First, the Court notes that the two actions do not involve all the same parties. The New York action involves only TSS and General Battery Corporation. It does not involve General Battery International Corporation. Therefore, the New York court does not have jurisdiction over all the parties involved in the present action. Second, the Court does not agree with the proposition that the New York court obtained personal jurisdiction first due to the alleged defect in service of process on TSS. This Court finds that due process was satisfied when TSS received plaintiff's complaint via certified mail on August 6, 1984, (see Exhibit A of TSS brief), in that TSS was notified and received actual knowledge of the commencement of the action on August 6, 1984. Japan Gas Lighter Association v. Ronson Corp., 257 F. Supp. 219 (D.N.J. 1966); Giordani v. Hoffmann, 295 F. Supp. 463 (E.D. Pa. 1969). Even if the summons did not accompany the complaint, TSS was put on notice that the action had commenced, and any defect was cured when plaintiff mailed TSS the alias summons with the complaint on August 30, 1984. The alleged defect in service was purely technical, did not prejudice TSS, and, therefore, did not deprive this Court of personal jurisdiction over TSS. Giordani v. Hoffman, supra. In addition, service was not made by TSS in the New York action until August 14, 1984, and as a result General Battery Corporation was not aware of the New York action until after TSS was notified of the present action.
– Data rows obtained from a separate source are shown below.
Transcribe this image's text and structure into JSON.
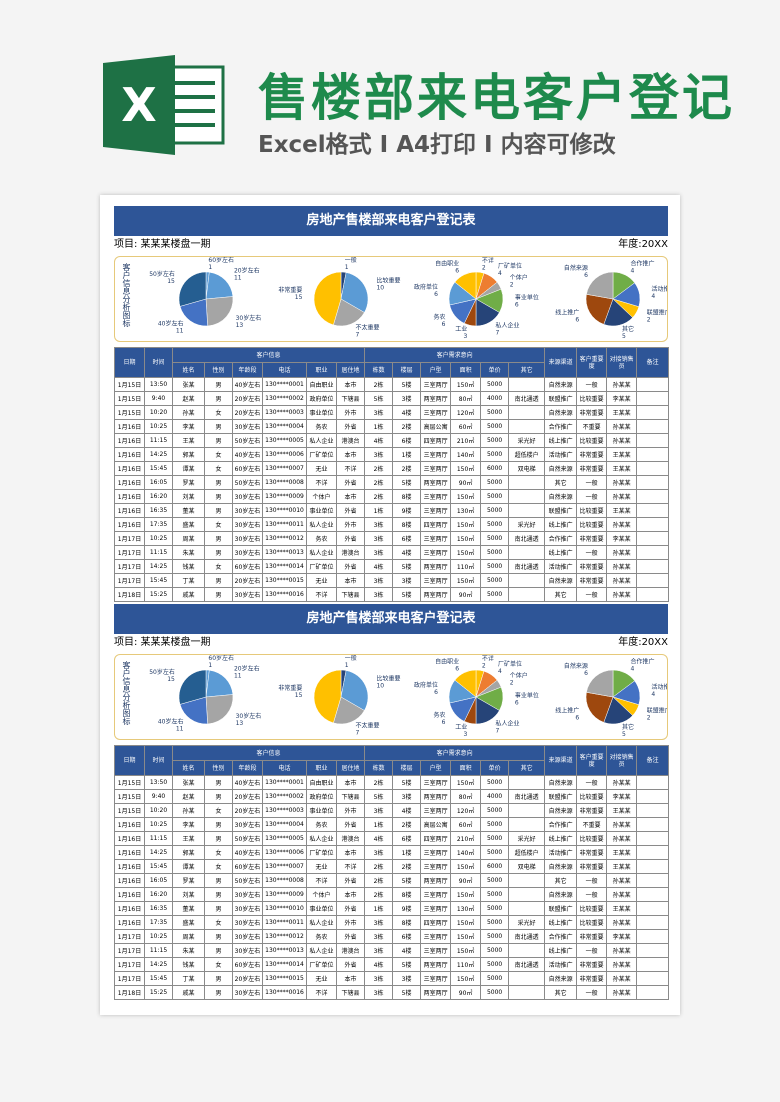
{
  "header": {
    "icon_letter": "X",
    "title": "售楼部来电客户登记",
    "subtitle": "Excel格式 I A4打印 I 内容可修改"
  },
  "sheet": {
    "title": "房地产售楼部来电客户登记表",
    "project": "项目: 某某某楼盘一期",
    "year": "年度:20XX",
    "analysis_label": "客户信息分析图标",
    "pies": [
      {
        "type": "pie",
        "labels": [
          "60岁左右",
          "20岁左右",
          "30岁左右",
          "40岁左右",
          "50岁左右"
        ],
        "values": [
          1,
          11,
          13,
          11,
          15
        ],
        "colors": [
          "#5b9bd5",
          "#5b9bd5",
          "#a5a5a5",
          "#4472c4",
          "#255e91"
        ]
      },
      {
        "type": "pie",
        "labels": [
          "一般",
          "比较重要",
          "不太重要",
          "非常重要"
        ],
        "values": [
          1,
          10,
          7,
          15
        ],
        "colors": [
          "#264478",
          "#5b9bd5",
          "#a5a5a5",
          "#ffc000"
        ]
      },
      {
        "type": "pie",
        "labels": [
          "不详",
          "厂矿单位",
          "个体户",
          "事业单位",
          "私人企业",
          "工业",
          "务农",
          "政府单位",
          "自由职业"
        ],
        "values": [
          2,
          4,
          2,
          6,
          7,
          3,
          6,
          6,
          6
        ],
        "colors": [
          "#ffc000",
          "#ed7d31",
          "#a5a5a5",
          "#70ad47",
          "#264478",
          "#9e480e",
          "#4472c4",
          "#5b9bd5",
          "#ffc000"
        ]
      },
      {
        "type": "pie",
        "labels": [
          "合作推广",
          "活动推广",
          "联盟推广",
          "其它",
          "线上推广",
          "自然来源"
        ],
        "values": [
          4,
          4,
          2,
          5,
          6,
          6
        ],
        "colors": [
          "#70ad47",
          "#4472c4",
          "#ffc000",
          "#264478",
          "#9e480e",
          "#a5a5a5"
        ]
      }
    ],
    "table": {
      "groups": [
        "客户信息",
        "客户需求意向"
      ],
      "columns": [
        "日期",
        "时间",
        "姓名",
        "性别",
        "年龄段",
        "电话",
        "职业",
        "居住地",
        "栋数",
        "楼层",
        "户型",
        "面积",
        "单价",
        "其它",
        "来源渠道",
        "客户重要度",
        "对接销售员",
        "备注"
      ],
      "rows": [
        [
          "1月15日",
          "13:50",
          "张某",
          "男",
          "40岁左右",
          "130****0001",
          "自由职业",
          "本市",
          "2栋",
          "5楼",
          "三室两厅",
          "150㎡",
          5000,
          null,
          "自然来源",
          "一般",
          "孙某某",
          null
        ],
        [
          "1月15日",
          "9:40",
          "赵某",
          "男",
          "20岁左右",
          "130****0002",
          "政府单位",
          "下辖县",
          "5栋",
          "3楼",
          "两室两厅",
          "80㎡",
          4000,
          "南北通透",
          "联盟推广",
          "比较重要",
          "李某某",
          null
        ],
        [
          "1月15日",
          "10:20",
          "孙某",
          "女",
          "20岁左右",
          "130****0003",
          "事业单位",
          "外市",
          "3栋",
          "4楼",
          "三室两厅",
          "120㎡",
          5000,
          null,
          "自然来源",
          "非常重要",
          "王某某",
          null
        ],
        [
          "1月16日",
          "10:25",
          "李某",
          "男",
          "30岁左右",
          "130****0004",
          "务农",
          "外省",
          "1栋",
          "2楼",
          "高层公寓",
          "60㎡",
          5000,
          null,
          "合作推广",
          "不重要",
          "孙某某",
          null
        ],
        [
          "1月16日",
          "11:15",
          "王某",
          "男",
          "50岁左右",
          "130****0005",
          "私人企业",
          "港澳台",
          "4栋",
          "6楼",
          "四室两厅",
          "210㎡",
          5000,
          "采光好",
          "线上推广",
          "比较重要",
          "孙某某",
          null
        ],
        [
          "1月16日",
          "14:25",
          "郭某",
          "女",
          "40岁左右",
          "130****0006",
          "厂矿单位",
          "本市",
          "3栋",
          "1楼",
          "三室两厅",
          "140㎡",
          5000,
          "超低楼户",
          "活动推广",
          "非常重要",
          "王某某",
          null
        ],
        [
          "1月16日",
          "15:45",
          "谭某",
          "女",
          "60岁左右",
          "130****0007",
          "无业",
          "不详",
          "2栋",
          "2楼",
          "三室两厅",
          "150㎡",
          6000,
          "双电梯",
          "自然来源",
          "非常重要",
          "王某某",
          null
        ],
        [
          "1月16日",
          "16:05",
          "罗某",
          "男",
          "50岁左右",
          "130****0008",
          "不详",
          "外省",
          "2栋",
          "5楼",
          "两室两厅",
          "90㎡",
          5000,
          null,
          "其它",
          "一般",
          "孙某某",
          null
        ],
        [
          "1月16日",
          "16:20",
          "刘某",
          "男",
          "30岁左右",
          "130****0009",
          "个体户",
          "本市",
          "2栋",
          "8楼",
          "三室两厅",
          "150㎡",
          5000,
          null,
          "自然来源",
          "一般",
          "孙某某",
          null
        ],
        [
          "1月16日",
          "16:35",
          "董某",
          "男",
          "30岁左右",
          "130****0010",
          "事业单位",
          "外省",
          "1栋",
          "9楼",
          "三室两厅",
          "130㎡",
          5000,
          null,
          "联盟推广",
          "比较重要",
          "王某某",
          null
        ],
        [
          "1月16日",
          "17:35",
          "盛某",
          "女",
          "30岁左右",
          "130****0011",
          "私人企业",
          "外市",
          "3栋",
          "8楼",
          "四室两厅",
          "150㎡",
          5000,
          "采光好",
          "线上推广",
          "比较重要",
          "孙某某",
          null
        ],
        [
          "1月17日",
          "10:25",
          "周某",
          "男",
          "30岁左右",
          "130****0012",
          "务农",
          "外省",
          "3栋",
          "6楼",
          "三室两厅",
          "150㎡",
          5000,
          "南北通透",
          "合作推广",
          "非常重要",
          "李某某",
          null
        ],
        [
          "1月17日",
          "11:15",
          "朱某",
          "男",
          "30岁左右",
          "130****0013",
          "私人企业",
          "港澳台",
          "3栋",
          "4楼",
          "三室两厅",
          "150㎡",
          5000,
          null,
          "线上推广",
          "一般",
          "孙某某",
          null
        ],
        [
          "1月17日",
          "14:25",
          "钱某",
          "女",
          "60岁左右",
          "130****0014",
          "厂矿单位",
          "外省",
          "4栋",
          "5楼",
          "两室两厅",
          "110㎡",
          5000,
          "南北通透",
          "活动推广",
          "非常重要",
          "孙某某",
          null
        ],
        [
          "1月17日",
          "15:45",
          "丁某",
          "男",
          "20岁左右",
          "130****0015",
          "无业",
          "本市",
          "3栋",
          "3楼",
          "三室两厅",
          "150㎡",
          5000,
          null,
          "自然来源",
          "非常重要",
          "孙某某",
          null
        ],
        [
          "1月18日",
          "15:25",
          "戚某",
          "男",
          "30岁左右",
          "130****0016",
          "不详",
          "下辖县",
          "3栋",
          "5楼",
          "两室两厅",
          "90㎡",
          5000,
          null,
          "其它",
          "一般",
          "孙某某",
          null
        ]
      ]
    }
  }
}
The Court also notes that the substance of TSS's complaint in the New York action (see Exhibit C, Plaintiff's reply brief) is a compulsory counterclaim to the present action pursuant to FRCP 13(a). Therefore, in light of the fact that this Court has jurisdiction over all parties and issues, and obtained such jurisdiction prior to the New York court, this Court denies TSS's motion to transfer the present action to the Eastern District of New York. An appropriate order follows.
AND NOW, this 15th day of January, 1985, upon consideration of defendant TSS's motion to dismiss or in the alternative for change of venue, and responses thereto. IT IS ORDERED that said motions are DENIED.